Sevgilim, beni sakinleştiren beni ben yapan; beni benden öte bize dönüştüren ruhumun yarası, yarısı.

Sen şiir kokuyorsun ya sevgili.

Buram buram sen kokuyor bu deniz.

Yüzün, gözün şiir içindeyken bile; yine en güzel kelime gözlerine yakışıyor.

Ve yine ben gözlerine bulaşan sözlerinle vuruluyorum,

İtiraz etmeyi düşünmeyerek…

Bazen Nazım gibi hissediyorum kendimi. Memleket diyor ya nazım!

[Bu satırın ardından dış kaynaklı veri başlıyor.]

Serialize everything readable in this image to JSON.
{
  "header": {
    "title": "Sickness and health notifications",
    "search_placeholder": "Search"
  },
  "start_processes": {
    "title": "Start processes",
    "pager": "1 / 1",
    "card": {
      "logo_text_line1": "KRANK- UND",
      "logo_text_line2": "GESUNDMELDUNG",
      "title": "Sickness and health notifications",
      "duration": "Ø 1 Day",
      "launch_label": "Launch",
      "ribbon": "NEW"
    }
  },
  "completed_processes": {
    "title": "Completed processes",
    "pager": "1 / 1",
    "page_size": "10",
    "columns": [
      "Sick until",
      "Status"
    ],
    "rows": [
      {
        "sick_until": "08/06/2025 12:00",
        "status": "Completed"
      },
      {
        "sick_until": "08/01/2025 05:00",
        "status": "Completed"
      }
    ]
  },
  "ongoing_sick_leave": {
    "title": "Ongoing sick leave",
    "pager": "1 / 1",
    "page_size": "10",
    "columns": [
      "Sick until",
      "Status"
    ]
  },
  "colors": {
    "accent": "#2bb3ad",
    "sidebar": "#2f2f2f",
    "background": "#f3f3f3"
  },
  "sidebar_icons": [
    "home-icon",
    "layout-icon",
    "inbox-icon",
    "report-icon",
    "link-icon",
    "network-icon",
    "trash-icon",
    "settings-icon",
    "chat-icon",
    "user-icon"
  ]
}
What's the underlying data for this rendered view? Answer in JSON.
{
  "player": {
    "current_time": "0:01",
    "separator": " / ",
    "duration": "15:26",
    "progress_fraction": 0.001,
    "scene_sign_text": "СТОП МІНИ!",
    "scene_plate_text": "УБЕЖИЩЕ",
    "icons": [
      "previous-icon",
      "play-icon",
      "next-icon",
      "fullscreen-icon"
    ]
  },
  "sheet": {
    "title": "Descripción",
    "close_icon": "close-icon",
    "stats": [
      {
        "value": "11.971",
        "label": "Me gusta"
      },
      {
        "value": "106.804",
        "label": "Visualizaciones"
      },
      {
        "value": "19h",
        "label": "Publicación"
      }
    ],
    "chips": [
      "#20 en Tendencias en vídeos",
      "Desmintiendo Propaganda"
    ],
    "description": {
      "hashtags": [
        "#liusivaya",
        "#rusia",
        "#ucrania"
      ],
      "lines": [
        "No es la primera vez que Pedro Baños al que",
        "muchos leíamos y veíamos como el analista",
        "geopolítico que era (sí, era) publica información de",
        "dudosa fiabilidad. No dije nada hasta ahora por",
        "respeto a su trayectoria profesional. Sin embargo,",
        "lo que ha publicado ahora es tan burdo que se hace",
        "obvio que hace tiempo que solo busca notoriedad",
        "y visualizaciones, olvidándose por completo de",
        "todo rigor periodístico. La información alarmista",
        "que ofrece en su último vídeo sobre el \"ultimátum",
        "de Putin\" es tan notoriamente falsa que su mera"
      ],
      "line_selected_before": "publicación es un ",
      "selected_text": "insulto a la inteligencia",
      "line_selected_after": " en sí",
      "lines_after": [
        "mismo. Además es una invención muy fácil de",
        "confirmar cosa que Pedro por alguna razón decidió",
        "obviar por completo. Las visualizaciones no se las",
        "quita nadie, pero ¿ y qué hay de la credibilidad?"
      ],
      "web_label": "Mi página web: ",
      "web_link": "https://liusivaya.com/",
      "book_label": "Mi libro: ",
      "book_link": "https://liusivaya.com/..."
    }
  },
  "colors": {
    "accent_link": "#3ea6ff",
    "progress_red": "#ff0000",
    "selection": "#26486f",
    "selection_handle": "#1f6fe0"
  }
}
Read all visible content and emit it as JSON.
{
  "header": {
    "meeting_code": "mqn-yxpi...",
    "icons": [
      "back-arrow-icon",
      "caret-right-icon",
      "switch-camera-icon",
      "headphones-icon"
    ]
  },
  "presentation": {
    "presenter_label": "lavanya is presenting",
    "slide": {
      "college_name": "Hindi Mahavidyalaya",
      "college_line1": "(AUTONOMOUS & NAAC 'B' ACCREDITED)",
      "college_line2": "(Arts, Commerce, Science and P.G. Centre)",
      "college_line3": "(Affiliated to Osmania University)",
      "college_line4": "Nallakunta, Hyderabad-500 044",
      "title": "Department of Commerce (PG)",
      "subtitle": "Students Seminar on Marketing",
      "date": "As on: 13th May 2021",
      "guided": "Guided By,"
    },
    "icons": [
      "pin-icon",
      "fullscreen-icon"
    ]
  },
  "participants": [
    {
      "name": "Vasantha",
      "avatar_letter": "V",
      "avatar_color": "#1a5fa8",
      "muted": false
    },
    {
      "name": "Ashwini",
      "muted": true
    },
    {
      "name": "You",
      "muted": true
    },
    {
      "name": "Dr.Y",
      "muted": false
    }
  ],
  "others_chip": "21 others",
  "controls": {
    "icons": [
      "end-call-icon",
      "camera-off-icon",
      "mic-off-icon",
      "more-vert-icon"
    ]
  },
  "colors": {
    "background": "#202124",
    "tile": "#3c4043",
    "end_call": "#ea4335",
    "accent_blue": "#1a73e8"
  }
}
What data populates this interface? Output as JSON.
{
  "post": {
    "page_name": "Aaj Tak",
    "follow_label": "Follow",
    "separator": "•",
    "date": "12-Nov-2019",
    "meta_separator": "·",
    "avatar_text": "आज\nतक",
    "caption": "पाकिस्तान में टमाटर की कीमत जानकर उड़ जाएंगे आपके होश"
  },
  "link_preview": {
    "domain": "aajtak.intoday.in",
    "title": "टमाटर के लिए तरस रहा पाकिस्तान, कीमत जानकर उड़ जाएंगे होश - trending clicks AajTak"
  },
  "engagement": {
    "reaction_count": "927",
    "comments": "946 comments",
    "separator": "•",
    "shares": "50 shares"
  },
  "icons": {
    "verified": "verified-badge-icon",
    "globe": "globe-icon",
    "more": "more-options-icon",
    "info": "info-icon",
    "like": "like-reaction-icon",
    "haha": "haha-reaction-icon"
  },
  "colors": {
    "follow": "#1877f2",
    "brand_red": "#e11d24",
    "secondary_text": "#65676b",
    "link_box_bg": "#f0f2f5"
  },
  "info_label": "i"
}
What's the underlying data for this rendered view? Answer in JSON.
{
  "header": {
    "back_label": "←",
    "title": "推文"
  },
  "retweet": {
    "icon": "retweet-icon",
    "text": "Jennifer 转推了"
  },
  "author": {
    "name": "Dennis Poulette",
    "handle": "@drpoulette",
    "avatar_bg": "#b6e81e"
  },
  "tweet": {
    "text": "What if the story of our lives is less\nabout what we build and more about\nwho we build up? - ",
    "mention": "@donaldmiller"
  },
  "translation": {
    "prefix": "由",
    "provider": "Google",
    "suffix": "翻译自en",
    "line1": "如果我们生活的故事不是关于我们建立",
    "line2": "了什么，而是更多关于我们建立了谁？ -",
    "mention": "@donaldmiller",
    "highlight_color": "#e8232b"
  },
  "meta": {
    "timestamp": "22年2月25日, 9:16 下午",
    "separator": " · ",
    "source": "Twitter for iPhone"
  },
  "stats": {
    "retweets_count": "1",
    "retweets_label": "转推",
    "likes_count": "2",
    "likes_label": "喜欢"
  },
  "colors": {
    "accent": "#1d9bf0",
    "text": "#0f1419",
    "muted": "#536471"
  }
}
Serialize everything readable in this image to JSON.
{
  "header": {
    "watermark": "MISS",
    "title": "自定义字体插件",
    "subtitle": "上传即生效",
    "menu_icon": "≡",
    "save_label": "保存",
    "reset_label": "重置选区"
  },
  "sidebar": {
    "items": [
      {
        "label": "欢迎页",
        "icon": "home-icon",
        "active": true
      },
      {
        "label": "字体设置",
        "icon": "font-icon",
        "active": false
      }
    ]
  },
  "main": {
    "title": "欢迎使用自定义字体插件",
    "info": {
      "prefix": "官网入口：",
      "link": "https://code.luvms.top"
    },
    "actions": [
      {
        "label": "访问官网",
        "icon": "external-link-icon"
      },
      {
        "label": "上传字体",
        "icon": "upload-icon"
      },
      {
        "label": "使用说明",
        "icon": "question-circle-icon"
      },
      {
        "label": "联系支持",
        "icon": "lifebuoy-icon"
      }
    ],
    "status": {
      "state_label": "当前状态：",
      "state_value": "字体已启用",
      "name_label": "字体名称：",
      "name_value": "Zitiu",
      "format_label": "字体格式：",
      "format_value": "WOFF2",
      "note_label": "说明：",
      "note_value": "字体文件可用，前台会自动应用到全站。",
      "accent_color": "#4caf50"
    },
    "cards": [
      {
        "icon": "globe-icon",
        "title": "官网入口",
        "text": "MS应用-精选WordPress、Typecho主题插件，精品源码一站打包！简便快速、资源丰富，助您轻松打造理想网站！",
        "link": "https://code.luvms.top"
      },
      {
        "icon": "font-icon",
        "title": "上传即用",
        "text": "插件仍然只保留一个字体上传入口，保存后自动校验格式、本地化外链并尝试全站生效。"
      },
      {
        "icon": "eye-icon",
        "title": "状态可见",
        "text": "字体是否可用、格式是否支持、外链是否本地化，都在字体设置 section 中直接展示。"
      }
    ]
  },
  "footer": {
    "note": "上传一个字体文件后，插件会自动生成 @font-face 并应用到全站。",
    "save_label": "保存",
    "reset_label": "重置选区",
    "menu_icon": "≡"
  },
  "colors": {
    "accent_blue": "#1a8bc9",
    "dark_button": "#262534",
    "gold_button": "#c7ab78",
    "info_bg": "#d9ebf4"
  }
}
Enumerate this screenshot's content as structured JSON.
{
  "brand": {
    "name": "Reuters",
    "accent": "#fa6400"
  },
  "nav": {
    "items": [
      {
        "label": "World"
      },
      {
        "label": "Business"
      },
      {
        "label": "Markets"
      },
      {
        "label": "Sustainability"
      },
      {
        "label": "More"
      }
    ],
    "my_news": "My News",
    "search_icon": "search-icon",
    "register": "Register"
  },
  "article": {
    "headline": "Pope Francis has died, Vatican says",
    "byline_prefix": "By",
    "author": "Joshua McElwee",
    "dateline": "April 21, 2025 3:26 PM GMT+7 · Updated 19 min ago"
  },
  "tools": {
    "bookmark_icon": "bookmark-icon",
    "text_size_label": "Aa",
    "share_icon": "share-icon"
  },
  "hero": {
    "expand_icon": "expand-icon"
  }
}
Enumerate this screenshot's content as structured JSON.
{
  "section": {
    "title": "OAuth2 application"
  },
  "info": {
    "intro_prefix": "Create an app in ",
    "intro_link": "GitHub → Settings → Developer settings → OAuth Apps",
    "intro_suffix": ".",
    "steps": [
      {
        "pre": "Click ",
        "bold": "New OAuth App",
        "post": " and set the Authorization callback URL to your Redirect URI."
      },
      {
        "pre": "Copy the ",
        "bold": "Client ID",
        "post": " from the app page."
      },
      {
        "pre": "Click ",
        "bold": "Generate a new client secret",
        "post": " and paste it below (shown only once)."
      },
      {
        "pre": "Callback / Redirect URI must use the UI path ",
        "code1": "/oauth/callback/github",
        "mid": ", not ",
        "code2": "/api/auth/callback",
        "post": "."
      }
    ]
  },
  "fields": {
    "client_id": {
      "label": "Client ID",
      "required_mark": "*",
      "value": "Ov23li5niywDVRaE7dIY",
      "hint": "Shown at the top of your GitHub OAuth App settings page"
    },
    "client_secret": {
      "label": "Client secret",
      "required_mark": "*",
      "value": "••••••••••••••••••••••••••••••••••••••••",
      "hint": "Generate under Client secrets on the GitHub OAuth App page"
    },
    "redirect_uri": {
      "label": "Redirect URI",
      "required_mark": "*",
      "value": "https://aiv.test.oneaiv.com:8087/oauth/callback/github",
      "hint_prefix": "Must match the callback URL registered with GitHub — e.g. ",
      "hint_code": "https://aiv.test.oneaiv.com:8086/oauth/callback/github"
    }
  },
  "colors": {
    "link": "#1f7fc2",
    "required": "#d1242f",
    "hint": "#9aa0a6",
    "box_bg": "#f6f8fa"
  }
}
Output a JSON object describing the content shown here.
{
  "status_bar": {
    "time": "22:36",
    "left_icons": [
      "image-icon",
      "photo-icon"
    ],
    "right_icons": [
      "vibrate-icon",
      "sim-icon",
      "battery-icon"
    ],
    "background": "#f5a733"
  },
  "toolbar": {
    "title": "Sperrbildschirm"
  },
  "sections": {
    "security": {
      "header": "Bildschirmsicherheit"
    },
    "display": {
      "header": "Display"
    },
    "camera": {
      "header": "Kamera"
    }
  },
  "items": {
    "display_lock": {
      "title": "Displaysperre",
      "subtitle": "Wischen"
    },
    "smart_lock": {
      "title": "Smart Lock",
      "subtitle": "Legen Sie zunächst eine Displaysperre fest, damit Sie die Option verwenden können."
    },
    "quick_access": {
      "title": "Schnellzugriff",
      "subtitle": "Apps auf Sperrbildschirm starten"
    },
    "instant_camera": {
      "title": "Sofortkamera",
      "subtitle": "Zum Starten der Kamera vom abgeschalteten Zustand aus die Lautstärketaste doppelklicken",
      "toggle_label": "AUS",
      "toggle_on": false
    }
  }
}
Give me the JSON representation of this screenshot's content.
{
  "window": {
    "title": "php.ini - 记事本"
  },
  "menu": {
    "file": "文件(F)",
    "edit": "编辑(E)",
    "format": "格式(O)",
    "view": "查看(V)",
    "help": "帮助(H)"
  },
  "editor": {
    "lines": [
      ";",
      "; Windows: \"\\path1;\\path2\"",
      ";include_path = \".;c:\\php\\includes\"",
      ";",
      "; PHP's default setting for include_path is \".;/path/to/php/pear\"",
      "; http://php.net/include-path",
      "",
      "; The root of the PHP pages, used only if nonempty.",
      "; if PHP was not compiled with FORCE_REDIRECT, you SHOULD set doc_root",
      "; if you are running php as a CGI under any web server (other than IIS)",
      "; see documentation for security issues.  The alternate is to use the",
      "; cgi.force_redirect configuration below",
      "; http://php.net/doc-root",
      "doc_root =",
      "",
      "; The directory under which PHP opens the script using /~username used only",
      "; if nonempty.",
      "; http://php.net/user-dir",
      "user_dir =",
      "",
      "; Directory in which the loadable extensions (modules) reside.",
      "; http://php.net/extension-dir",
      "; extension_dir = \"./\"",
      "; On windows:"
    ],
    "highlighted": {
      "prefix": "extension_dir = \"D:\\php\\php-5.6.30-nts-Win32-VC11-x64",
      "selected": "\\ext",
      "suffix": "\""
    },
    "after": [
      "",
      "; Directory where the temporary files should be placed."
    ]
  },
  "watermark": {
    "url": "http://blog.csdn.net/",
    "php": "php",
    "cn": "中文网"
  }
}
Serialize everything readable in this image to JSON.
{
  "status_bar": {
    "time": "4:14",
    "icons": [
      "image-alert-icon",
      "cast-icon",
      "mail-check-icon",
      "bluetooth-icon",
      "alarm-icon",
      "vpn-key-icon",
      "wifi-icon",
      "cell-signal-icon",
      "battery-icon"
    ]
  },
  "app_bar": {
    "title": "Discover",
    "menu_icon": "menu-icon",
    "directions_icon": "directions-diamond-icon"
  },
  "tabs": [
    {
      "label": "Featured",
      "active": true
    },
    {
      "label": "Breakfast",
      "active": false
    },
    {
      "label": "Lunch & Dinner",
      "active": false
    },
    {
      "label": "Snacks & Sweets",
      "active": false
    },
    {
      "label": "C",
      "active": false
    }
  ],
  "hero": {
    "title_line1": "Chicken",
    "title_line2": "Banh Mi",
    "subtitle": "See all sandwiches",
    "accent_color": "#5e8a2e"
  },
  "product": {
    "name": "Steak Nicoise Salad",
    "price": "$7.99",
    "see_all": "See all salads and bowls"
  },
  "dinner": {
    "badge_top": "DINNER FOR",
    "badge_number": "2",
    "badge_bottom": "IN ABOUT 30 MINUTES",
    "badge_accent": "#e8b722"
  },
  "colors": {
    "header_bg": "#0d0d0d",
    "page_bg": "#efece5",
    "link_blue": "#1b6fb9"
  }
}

Gözlerin diyorum, bende korkuyorum sevgilim. Bende nazım gibi sana kavuşamayacağım diye.

Şimdiye kadar yazılmış en derin şiiriydi Nazım’ın.  ‘’Toz duman ettin bu gece biçare yüreğimi’’. Şiirlerde bahaneydi sevgilim, uzun uzadıya yazılmış bu cümlelerde. Sen yüreğime yüreğinle geldiğin günden beri, bazı geceler nazım oluyorum. Bana ait olan bedenine, yüreğine sürgün… 

Ne güzel diyordu nazım ;  '' Yüz yıl oldu yüzünü görmeyeli, belini sarmayalı; gözünüm içinde durmayalı, aklının aydınlığına sorular sormayalı, dokunmayalı sıcaklığına karnının’’.

...

Kapadım gözlerimi sevgilim. Sensizliğin dehlizlerine düşmeden önce, yine senin hayalinle; yine senin kollarında güç bulmalıyım belkide… Bu gece bir şiirden öte istedim seni sevdiğim. Bu gece bir masal anlat bana. Sensizliğin dehlizlerine düşmeden önce…

Mehmet ÖZCAN-Nurcan BİNGÖL

 
Toplam blog
: 57
: 222
Kayıt tarihi
: 18.01.13
 
 

Emekliyim, köpekleri çok severim. Fotoğraf ama anlam saklayan fotoğraflara bayılırım. Yazmak uzun..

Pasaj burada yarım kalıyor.